Augustine has many places where he contrasts doing things out of love to doing them, or not doing them, out of fear, and he considers love and fear to be in inverse proportion: the more you fear the less you love; the more you love the less you fear. Here the contrast is between love and labor or toil, the more you love the less you feel it burdensome; and love can even bring you to the point that you love even the toil, the effort. Lovers, he said, find easy what those who do not love find difficult or burdensome. Notice, once again, that living the Christian life is supposed to be something one may, and should, delight in.

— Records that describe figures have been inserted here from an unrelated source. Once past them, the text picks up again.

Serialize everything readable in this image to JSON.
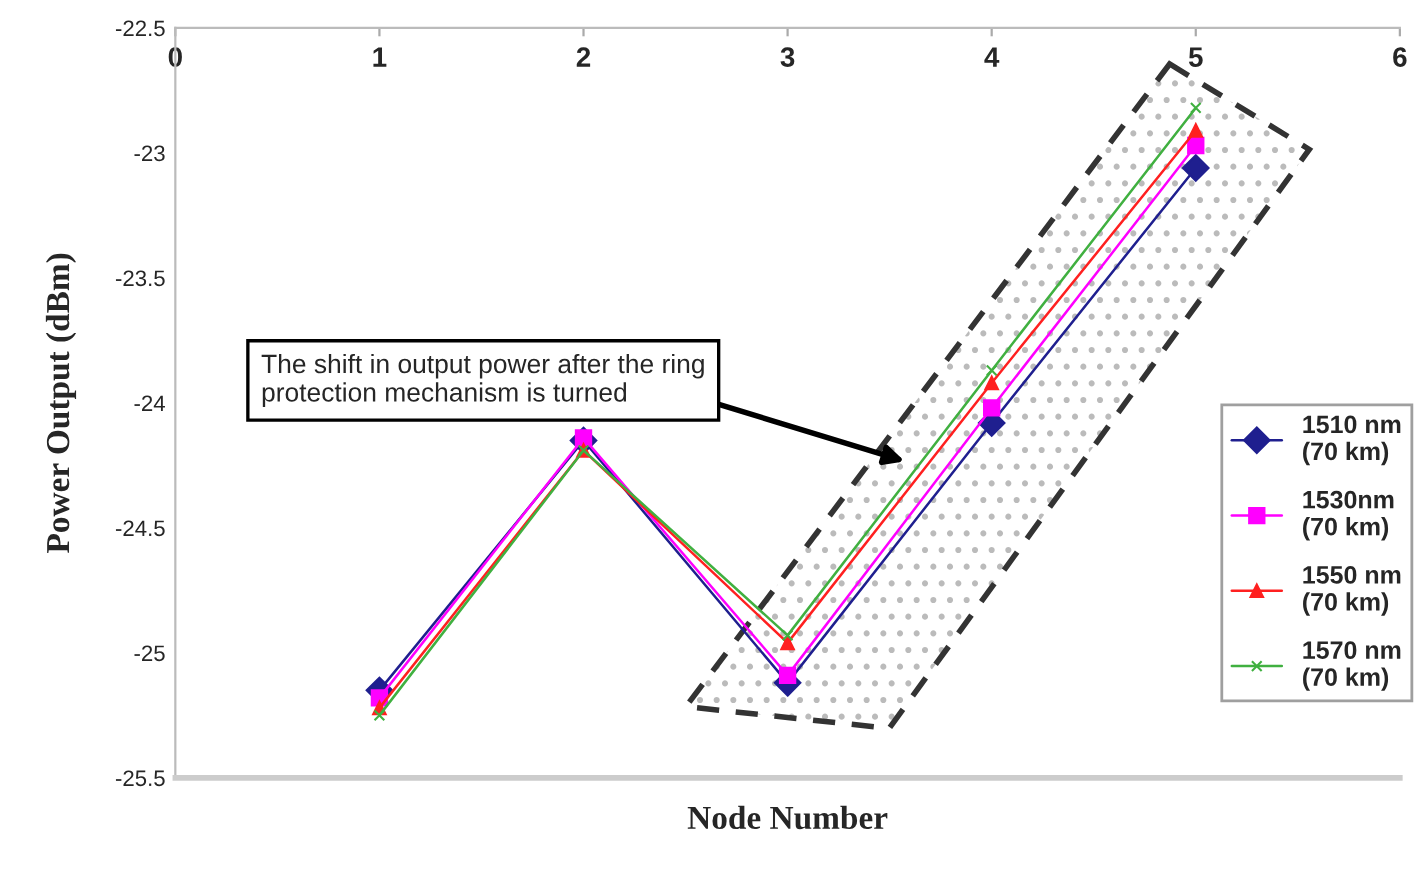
{
  "chart_data": {
    "type": "line",
    "xlabel": "Node Number",
    "ylabel": "Power Output (dBm)",
    "x": [
      1,
      2,
      3,
      4,
      5
    ],
    "series": [
      {
        "name": "1510 nm\n(70 km)",
        "color": "#1f1f8f",
        "marker": "diamond",
        "values": [
          -25.15,
          -24.15,
          -25.12,
          -24.08,
          -23.06
        ]
      },
      {
        "name": "1530nm\n(70 km)",
        "color": "#ff00ff",
        "marker": "square",
        "values": [
          -25.18,
          -24.14,
          -25.09,
          -24.02,
          -22.97
        ]
      },
      {
        "name": "1550 nm\n(70 km)",
        "color": "#ff2020",
        "marker": "triangle",
        "values": [
          -25.22,
          -24.19,
          -24.96,
          -23.92,
          -22.91
        ]
      },
      {
        "name": "1570 nm\n(70 km)",
        "color": "#40b040",
        "marker": "cross",
        "values": [
          -25.25,
          -24.19,
          -24.93,
          -23.87,
          -22.82
        ]
      }
    ],
    "xlim": [
      0,
      6
    ],
    "xticks": [
      0,
      1,
      2,
      3,
      4,
      5,
      6
    ],
    "ylim": [
      -25.5,
      -22.5
    ],
    "yticks": [
      -25.5,
      -25,
      -24.5,
      -24,
      -23.5,
      -23,
      -22.5
    ],
    "annotations": [
      "The shift in output power after the ring protection mechanism is turned"
    ],
    "grid": false,
    "legend": "right",
    "line_style": "solid"
  }
}
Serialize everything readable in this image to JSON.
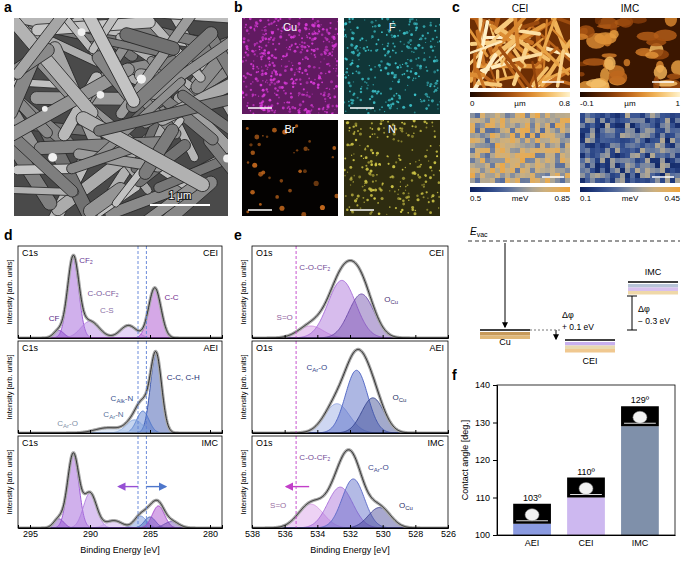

So far from being burdensome, the labors of lovers themselves give delight, as, for example, the labors of hunters or fowlers or fishermen or vintners or businessmen or people playing a game. For when it comes to something loved, either there is no labor or the labor itself is loved. And think how shameful and painful it would be if one were to delight in capturing a wild animal or in filling one’s cask or sack or in throwing a ball, but not delight in gaining God. (De bono viduitatis, 21, 26)

I wonder whether St. Thomas Aquinas had a text like this in mind when he gave very down-to-earth explanations of two statements of St. Paul: “I live, now not I, but Christ lives in me” (Gal 1:20), and, “For me, to live is Christ” (Ph 1:21). He noted that people use expressions like, “That’s his whole life” or “She lives for that,” referring to the primary motive and goal of all their activities, and he used the example of hunters living to hunt or of people living to study. Brought up on spiritual authors who found deep mystical significance in those two Pauline statements, so deep I could not discover it in myself, I found Aquinas’s explanation wonderfully concrete, illuminating, and comforting.